Winnemucca to the Sea Highway
The Winnemucca to the Sea Highway was developed with the idea to establish a continuous, improved route branching from I-80 in Winnemucca, Nevada through Medford, Oregon and on to the Pacific Coast to Crescent City, California. In the mid 1950’s there was no direct route linking these regions. Community leaders from points along this proposed highway formed an association. The association worked with state and local governments to obtain funding for the planning, construction and upgrade of the highway. The original proposal was to create one highway, number 140, applied to the complete route. However, this idea never came to fruition. The current traveler actually follows seven different highway numbers: US-95, State Route 140, US-395 State Route 62, I-5 US-199 and US-101. In 1962, the paving of 117 miles to Lakeview from Denio was completed. The Winnemucca to the Sea Highway was dedicated in September of 1962 at Doherty Slide, east of Lakeview.

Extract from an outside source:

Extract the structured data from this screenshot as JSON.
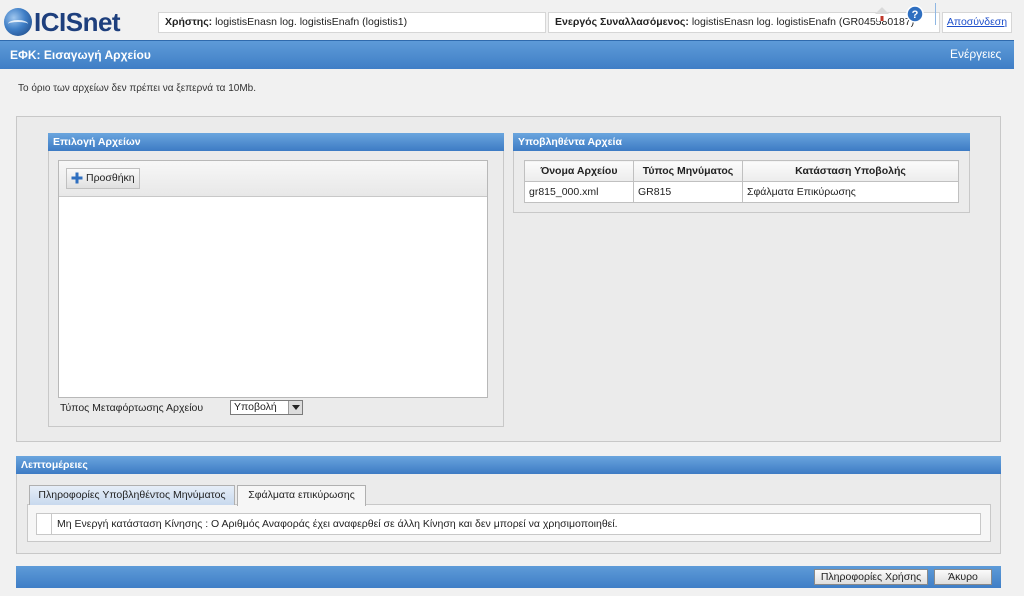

Highway US-95 leaves north of Winnemucca connecting Nevada and Oregon. Before continuing on to Idaho, the route branches into State Route 140 into Denio, NV. Denio is the last stop for gas for over 100 miles. Rolling desert sage brush eventually transforms into rolling ocean surf at the end of the 494 miles of scenic western views.
Winnemucca displays a 13 foot diameter driftwood log that was washed ashore in Crescent City in a 1964 flood. It was dedicated as a highway marker in 1965.